Cabot and DEP agreed to temporarily stop drilling while Cabot negotiated water treatment options with affected landowners. Satisfied that Cabot had made the community whole, DEP let Cabot off the hook, releasing them from their obligations to Dimock residents in November of 2011. Drilling resumed almost right away. Unfortunately, immediately afterward, Dimock residents again observed visual changes in their water quality: turbidity and color change.

Rather than accept DEP’s conclusions, the community asked ATSDR for their health assessment. ATSDR reviewed the same data DEP gathered. They also found methane. In fact, they said there’s “ An immediate risk of explosion or fire exists for five residences (methane >28 mg/L)”

See No Evil Regulation

In addition to methane, ATSDR found 13 other chemicals of concern including arsenic, cadmium, and lead. Why did DEP report finding dissolved methane, but not arsenic etc.? You cannot find when you do not look. ATSDR immediately recommended residents not use their well water until further assessment could provide a better understanding of exposures in the Dimock area. DEP did the opposite; though they did require Cabot to provide some bottled water for a time.

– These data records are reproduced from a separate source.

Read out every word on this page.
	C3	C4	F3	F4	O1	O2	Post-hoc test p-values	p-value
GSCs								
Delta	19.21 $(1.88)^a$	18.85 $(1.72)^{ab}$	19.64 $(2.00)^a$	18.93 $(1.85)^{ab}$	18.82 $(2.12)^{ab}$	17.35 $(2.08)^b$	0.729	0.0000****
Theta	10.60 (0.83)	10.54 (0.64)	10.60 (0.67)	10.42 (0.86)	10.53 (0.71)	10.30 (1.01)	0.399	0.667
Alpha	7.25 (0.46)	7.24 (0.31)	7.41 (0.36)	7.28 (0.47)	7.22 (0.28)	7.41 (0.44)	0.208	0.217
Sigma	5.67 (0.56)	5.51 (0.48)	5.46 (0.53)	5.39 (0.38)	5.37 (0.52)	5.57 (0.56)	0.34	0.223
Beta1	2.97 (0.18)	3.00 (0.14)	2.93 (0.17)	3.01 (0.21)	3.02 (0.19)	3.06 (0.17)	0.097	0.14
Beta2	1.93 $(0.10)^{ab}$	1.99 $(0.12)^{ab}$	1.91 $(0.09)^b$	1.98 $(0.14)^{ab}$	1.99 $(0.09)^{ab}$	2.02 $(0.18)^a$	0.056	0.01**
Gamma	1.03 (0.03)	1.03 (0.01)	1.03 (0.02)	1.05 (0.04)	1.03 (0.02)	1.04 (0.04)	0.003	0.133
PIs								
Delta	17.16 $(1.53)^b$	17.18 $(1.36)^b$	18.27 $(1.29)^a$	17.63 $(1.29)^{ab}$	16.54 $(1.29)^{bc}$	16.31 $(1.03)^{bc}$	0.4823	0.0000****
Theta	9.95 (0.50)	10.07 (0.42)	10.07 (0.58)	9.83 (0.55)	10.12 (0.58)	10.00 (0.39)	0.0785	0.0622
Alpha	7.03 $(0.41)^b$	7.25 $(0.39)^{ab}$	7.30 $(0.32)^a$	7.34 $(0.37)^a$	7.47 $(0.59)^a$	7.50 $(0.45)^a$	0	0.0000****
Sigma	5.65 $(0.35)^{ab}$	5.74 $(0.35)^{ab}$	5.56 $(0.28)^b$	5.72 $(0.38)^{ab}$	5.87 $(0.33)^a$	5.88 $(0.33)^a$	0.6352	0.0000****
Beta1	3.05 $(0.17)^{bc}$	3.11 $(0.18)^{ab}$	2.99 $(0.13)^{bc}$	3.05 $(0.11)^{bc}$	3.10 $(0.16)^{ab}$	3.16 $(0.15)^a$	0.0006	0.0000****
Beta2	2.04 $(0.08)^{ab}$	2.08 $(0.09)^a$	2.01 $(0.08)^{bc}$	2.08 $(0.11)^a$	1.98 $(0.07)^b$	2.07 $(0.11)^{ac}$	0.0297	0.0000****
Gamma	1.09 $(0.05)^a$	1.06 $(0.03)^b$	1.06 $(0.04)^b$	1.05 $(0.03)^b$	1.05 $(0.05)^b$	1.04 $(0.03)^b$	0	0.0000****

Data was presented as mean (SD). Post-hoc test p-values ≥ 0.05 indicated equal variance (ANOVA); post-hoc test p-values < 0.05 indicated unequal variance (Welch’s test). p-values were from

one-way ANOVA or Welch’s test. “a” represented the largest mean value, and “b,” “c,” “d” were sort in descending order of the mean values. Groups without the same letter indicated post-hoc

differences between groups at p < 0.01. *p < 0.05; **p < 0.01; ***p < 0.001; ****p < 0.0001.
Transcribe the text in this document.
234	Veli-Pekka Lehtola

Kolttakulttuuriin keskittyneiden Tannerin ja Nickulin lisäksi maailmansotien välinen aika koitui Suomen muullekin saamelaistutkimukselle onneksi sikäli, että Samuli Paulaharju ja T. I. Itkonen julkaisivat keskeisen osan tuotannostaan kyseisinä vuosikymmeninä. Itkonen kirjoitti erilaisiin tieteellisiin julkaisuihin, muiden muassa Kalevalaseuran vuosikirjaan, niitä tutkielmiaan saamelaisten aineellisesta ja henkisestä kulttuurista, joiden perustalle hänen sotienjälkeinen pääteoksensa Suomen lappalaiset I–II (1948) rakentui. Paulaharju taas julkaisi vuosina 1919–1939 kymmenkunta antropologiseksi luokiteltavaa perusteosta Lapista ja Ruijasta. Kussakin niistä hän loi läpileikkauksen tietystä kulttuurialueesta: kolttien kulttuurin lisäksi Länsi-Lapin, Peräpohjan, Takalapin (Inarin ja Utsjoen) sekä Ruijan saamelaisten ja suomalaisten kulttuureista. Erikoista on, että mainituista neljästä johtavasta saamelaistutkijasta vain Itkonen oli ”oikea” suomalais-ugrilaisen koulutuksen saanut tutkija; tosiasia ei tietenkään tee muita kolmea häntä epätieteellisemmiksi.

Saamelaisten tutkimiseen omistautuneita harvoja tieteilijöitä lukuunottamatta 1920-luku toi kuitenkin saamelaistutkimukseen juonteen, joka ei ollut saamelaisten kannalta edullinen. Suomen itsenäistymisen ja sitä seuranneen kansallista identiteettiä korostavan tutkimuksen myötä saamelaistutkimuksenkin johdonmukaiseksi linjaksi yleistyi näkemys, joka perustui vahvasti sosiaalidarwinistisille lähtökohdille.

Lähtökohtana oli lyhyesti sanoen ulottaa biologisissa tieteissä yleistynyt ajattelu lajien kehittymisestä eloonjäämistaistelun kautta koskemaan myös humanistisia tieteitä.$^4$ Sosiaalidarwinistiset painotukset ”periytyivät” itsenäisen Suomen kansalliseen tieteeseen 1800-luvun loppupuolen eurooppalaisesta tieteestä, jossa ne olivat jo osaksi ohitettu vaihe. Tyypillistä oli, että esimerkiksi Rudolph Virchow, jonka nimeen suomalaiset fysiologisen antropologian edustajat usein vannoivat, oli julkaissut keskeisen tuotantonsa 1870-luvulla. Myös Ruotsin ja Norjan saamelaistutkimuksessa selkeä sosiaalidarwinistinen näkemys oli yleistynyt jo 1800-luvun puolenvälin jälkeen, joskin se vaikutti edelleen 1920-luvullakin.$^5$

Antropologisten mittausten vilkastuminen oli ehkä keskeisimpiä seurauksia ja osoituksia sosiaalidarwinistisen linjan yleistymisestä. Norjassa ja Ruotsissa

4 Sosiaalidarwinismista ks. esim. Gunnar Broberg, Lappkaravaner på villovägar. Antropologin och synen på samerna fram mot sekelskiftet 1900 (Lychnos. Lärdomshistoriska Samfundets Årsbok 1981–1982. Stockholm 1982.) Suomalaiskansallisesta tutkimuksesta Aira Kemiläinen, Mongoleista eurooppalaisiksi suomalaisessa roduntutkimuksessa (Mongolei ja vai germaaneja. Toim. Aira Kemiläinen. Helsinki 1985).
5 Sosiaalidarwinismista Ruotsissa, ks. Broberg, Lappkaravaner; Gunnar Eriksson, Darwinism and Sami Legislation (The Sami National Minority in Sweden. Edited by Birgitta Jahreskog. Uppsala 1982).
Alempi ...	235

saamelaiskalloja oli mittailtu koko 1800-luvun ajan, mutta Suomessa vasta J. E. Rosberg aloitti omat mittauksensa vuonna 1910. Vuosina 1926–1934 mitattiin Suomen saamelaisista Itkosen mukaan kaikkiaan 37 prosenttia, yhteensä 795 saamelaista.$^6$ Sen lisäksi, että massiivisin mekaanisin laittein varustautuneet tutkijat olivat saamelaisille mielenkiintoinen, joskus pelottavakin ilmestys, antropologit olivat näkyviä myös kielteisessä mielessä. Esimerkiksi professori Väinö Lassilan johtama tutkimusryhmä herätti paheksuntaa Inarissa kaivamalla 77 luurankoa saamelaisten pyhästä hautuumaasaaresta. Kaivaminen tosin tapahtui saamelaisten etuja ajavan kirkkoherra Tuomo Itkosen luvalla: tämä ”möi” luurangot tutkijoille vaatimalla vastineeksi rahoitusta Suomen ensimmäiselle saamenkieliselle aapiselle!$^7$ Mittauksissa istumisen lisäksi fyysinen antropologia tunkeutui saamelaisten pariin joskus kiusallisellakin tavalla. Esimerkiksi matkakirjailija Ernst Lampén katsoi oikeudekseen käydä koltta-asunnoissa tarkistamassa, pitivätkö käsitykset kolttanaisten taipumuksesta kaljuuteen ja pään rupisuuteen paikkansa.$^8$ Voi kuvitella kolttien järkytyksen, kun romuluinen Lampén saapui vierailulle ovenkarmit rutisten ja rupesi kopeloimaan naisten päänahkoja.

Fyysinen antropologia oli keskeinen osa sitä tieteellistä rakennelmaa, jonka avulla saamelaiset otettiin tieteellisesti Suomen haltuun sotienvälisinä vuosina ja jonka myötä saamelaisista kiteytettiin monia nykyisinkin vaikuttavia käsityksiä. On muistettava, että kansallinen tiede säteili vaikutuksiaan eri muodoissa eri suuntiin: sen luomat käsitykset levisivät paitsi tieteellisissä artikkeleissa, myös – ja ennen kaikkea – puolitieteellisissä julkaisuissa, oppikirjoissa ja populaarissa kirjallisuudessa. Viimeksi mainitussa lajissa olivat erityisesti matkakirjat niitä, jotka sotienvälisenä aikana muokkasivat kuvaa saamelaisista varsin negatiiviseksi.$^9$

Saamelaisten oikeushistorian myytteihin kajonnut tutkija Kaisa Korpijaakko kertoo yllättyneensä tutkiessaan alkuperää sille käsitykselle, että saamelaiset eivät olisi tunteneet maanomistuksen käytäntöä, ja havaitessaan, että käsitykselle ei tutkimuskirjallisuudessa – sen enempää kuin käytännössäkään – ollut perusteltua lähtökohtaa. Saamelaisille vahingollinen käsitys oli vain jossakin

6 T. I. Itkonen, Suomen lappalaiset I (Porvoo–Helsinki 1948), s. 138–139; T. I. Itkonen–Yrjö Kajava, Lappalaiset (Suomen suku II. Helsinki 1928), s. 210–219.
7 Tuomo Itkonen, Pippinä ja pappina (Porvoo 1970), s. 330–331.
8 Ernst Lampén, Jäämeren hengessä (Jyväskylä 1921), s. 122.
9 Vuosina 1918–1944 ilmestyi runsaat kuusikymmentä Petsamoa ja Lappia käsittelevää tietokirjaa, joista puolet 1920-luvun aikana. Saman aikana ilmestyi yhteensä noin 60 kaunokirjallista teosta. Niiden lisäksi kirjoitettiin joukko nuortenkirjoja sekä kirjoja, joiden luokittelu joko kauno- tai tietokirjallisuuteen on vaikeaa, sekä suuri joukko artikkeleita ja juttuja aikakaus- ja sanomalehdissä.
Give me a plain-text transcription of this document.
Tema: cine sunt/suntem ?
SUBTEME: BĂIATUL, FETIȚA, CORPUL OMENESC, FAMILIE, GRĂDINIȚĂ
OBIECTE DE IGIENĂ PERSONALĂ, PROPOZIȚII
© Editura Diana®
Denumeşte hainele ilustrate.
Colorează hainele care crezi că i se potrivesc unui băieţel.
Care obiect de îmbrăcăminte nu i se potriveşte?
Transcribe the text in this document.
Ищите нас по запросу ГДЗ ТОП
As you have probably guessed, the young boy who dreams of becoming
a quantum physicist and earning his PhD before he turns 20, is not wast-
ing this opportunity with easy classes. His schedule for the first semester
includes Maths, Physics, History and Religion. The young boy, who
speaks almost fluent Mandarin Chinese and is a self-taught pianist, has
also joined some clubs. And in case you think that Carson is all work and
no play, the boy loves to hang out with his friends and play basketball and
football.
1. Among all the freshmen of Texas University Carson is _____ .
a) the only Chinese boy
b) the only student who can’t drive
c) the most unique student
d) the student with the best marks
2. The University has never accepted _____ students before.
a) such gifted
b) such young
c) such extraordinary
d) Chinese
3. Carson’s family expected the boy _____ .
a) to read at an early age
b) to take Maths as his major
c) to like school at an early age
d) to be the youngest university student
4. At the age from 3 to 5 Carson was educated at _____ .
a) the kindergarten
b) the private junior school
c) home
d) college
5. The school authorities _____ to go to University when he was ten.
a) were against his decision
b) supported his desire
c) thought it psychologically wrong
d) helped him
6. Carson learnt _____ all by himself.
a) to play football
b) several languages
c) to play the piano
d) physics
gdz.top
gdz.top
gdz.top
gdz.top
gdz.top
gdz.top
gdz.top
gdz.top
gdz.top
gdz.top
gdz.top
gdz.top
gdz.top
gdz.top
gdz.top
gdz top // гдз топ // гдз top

Not only does the ATSDR report vindicate the people of Dimock, many of whom still cannot drink their own water, but this case also illustrates how poorly some environmental regulations and regulators answer public health questions. ATSDR is not an environmental regulator. They belong to the Department of Health and Human Services. ATSDR approaches investigations asking whether there's a health risk, not whether a regulatory threshold was reached. Their methodology and expertise reflects an overall different mission- one where conservative assumptions and a sense of precaution guides them to default toward protecting, rather than exposing, people.

Too Much of a Bad Thing

For example, in 2012 the Environmental Protection Agency (EPA) also gathered data from Dimock. During sampling, EPA detected elevated levels of lithium, a flammable element that can lead to lung complications. But EPA had no idea what concentration levels of lithium posed a public health risk. Instead, they turned to ATSDR. Environmental regulators need not become public health experts. Yet, our regulations and protections should do more to catch up to the real public health risks of fracking. In the meantime, for the sake of health and the environment (not to mention shower safety), no more drilling in Dimock.